Type 1 diabetes is traditionally called childhood diabetes, occurring in children of any age and weight, although it can also develop during adolescence and adulthood. However, the rapidly growing epidemic of diabetes now occurring in almost all countries consists mainly of cases of type 2 diabetes associated with risk factors such as obesity/overweight, physical inactivity and sedentary lifestyle.
More recently, studies in young children have reported an association between an increase in BMI and the risk of developing type 1 diabetes, but data for late adolescence are limited. This is of interest because approximately 50% of cases of type 1 diabetes develop after late adolescence (beginning at age 18). In a new study, the authors analyzed the association between BMI in late adolescence and the onset of type 1 diabetes in young adulthood.
This nationwide study included all Israeli adolescents aged 16-19 who underwent a medical examination in preparation for mandatory military conscription between January 1996 and December 2016, as long as they had no history of abnormal blood sugar levels. . A total of 1.46 million adolescents were included. The data were linked to information on the onset of type 1 diabetes in adults in the Israeli National Diabetes Registry. Weight and height were measured at study entry, and statistical modeling was used to calculate the excess risk of type 1 diabetes associated with being overweight or obese.
During 15,819,750 person-years of follow-up (median age at diagnosis 25 years), 777 new cases of type 1 diabetes were reported. BMI has been found to be associated with the onset of type 1 diabetes. In a model adjusted for age, sex, and sociodemographic variables, the increased risk of developing type 1 diabetes increased as BMI increased.

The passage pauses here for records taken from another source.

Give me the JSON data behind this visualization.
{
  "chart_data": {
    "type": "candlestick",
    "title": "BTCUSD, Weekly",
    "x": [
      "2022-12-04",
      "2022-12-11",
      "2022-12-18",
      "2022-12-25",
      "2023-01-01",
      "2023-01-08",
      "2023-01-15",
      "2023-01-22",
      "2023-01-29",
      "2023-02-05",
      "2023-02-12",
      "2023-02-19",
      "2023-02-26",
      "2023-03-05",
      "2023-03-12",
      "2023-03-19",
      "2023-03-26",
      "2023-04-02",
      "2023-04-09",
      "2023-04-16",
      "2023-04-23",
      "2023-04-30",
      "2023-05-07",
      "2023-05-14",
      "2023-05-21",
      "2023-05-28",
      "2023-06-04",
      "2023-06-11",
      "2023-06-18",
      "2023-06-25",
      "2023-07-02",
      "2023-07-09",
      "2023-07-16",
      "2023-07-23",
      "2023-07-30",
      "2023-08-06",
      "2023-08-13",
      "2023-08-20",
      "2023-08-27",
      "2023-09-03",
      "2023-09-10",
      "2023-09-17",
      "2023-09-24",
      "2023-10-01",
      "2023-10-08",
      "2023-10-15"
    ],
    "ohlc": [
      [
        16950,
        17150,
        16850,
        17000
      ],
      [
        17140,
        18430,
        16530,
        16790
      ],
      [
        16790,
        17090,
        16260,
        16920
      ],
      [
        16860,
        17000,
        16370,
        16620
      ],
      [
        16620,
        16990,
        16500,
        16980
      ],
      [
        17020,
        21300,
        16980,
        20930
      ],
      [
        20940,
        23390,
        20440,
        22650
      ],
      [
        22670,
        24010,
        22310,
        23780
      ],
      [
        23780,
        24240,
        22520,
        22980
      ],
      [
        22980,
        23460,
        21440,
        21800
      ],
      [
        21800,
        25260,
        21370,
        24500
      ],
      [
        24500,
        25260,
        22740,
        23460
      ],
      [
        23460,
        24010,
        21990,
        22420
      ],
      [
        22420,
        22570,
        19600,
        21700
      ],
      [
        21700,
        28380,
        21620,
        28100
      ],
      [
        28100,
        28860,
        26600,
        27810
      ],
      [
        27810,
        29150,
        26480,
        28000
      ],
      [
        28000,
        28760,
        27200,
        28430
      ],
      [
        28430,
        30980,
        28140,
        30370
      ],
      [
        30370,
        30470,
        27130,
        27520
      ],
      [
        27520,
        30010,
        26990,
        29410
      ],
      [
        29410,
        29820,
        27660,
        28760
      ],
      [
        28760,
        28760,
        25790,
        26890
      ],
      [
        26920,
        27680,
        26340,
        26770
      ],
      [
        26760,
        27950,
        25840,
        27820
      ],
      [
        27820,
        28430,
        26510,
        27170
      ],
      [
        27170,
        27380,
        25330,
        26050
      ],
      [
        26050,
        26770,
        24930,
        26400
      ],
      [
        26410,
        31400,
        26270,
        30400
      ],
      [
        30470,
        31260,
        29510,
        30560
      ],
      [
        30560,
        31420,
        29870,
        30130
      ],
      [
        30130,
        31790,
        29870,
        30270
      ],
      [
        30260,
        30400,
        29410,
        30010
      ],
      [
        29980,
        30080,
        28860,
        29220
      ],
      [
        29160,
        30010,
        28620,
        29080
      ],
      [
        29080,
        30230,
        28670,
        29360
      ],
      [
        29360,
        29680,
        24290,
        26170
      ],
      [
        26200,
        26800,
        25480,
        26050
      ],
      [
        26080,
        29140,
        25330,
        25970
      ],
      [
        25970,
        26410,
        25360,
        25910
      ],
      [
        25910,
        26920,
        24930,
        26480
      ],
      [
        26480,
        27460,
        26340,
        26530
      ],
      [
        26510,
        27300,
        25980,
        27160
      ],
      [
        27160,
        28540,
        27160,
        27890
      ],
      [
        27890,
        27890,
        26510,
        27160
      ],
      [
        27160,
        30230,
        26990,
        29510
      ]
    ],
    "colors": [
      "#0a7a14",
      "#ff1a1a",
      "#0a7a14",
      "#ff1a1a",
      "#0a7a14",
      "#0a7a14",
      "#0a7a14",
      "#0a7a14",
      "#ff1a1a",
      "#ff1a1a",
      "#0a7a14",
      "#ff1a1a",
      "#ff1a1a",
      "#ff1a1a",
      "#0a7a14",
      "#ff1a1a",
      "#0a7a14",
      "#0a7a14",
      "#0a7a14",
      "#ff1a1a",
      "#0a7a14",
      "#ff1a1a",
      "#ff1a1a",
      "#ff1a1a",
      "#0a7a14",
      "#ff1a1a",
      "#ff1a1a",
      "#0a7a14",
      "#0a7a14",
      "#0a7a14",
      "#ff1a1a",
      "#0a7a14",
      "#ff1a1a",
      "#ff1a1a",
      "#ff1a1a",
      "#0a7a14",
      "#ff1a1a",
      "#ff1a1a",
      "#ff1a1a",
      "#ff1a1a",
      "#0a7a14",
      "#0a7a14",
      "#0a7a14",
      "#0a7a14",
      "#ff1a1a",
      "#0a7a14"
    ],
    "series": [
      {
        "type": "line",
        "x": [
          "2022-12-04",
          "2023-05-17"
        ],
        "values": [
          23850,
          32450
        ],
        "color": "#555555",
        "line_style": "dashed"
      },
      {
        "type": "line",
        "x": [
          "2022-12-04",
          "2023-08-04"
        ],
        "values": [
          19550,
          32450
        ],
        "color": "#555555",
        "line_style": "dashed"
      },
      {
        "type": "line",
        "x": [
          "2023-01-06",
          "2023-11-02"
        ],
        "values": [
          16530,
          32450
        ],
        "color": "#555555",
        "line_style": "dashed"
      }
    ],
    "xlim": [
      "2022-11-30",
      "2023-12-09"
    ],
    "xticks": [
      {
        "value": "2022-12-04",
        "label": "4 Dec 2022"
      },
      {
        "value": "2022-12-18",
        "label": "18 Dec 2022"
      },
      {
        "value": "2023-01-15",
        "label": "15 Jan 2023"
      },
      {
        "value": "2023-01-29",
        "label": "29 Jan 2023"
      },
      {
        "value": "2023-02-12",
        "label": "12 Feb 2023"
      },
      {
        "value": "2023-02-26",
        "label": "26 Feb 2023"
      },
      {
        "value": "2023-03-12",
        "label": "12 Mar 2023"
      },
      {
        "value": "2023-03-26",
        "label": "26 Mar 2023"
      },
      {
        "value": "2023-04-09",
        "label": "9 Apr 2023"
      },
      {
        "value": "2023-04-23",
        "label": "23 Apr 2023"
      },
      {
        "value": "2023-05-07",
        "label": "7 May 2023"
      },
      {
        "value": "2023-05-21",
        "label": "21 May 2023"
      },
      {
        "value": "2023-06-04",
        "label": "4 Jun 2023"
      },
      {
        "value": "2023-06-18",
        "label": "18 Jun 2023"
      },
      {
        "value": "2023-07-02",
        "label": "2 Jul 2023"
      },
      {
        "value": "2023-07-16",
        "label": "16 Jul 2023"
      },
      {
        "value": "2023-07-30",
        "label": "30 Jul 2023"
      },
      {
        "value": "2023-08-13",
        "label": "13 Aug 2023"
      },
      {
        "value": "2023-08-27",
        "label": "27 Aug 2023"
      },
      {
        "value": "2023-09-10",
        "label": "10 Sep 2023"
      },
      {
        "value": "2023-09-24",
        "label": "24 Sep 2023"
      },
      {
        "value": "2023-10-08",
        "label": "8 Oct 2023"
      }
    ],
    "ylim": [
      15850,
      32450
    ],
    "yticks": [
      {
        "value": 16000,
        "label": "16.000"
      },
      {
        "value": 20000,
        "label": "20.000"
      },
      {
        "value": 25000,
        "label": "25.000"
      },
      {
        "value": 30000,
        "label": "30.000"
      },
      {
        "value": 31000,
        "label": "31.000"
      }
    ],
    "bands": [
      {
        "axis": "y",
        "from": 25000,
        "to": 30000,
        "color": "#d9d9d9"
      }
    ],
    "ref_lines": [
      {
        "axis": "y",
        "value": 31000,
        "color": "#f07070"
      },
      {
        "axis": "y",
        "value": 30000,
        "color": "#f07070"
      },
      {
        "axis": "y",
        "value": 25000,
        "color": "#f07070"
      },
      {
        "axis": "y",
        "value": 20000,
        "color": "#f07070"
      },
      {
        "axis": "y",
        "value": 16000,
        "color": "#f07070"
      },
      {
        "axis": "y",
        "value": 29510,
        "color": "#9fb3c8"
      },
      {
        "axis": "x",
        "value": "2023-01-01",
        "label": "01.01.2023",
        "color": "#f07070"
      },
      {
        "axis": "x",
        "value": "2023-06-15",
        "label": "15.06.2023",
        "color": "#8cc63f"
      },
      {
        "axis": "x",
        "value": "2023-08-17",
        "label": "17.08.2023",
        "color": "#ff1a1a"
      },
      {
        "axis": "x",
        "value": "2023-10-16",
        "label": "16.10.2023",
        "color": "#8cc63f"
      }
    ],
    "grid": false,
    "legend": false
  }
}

Compared with adolescents with an optimal BMI (5th-49th percentiles of BMI for age and sex, according to the US Centers for Disease Control and Prevention), obese adolescents (≥95th percentiles) were twice as likely to develop type 1 diabetes. higher, and overweight adolescents (85th-94th percentiles of BMI) had a 54% increased risk of developing type 1 diabetes. A slight increased risk (41%) was observed with BMI values above normal (75-84th BMI percentile). For the entire BMI range, the authors reported that for every 5 kg/m2, the adjusted risk of developing type 1 diabetes increased by 35%.
The authors discuss that there is increasing evidence of an association between obesity and various autoimmune diseases. The possible explanation they provide is that increased levels of inflammatory adipokines and cytokines associated with obesity reduce self-tolerance, promoting pro-inflammatory processes that lead to diabetes.
“Additional factors associated with obesity may contribute to the development of autoimmunity, including vitamin D deficiency, consumption of a high-fat diet, and modulation of the gut microbiota. Given that there was an association between adolescent obesity and type 1 diabetes in our cohort, even when excluding those with already existing autoimmune diseases, additional factors may link obesity specifically to type 1 diabetes.”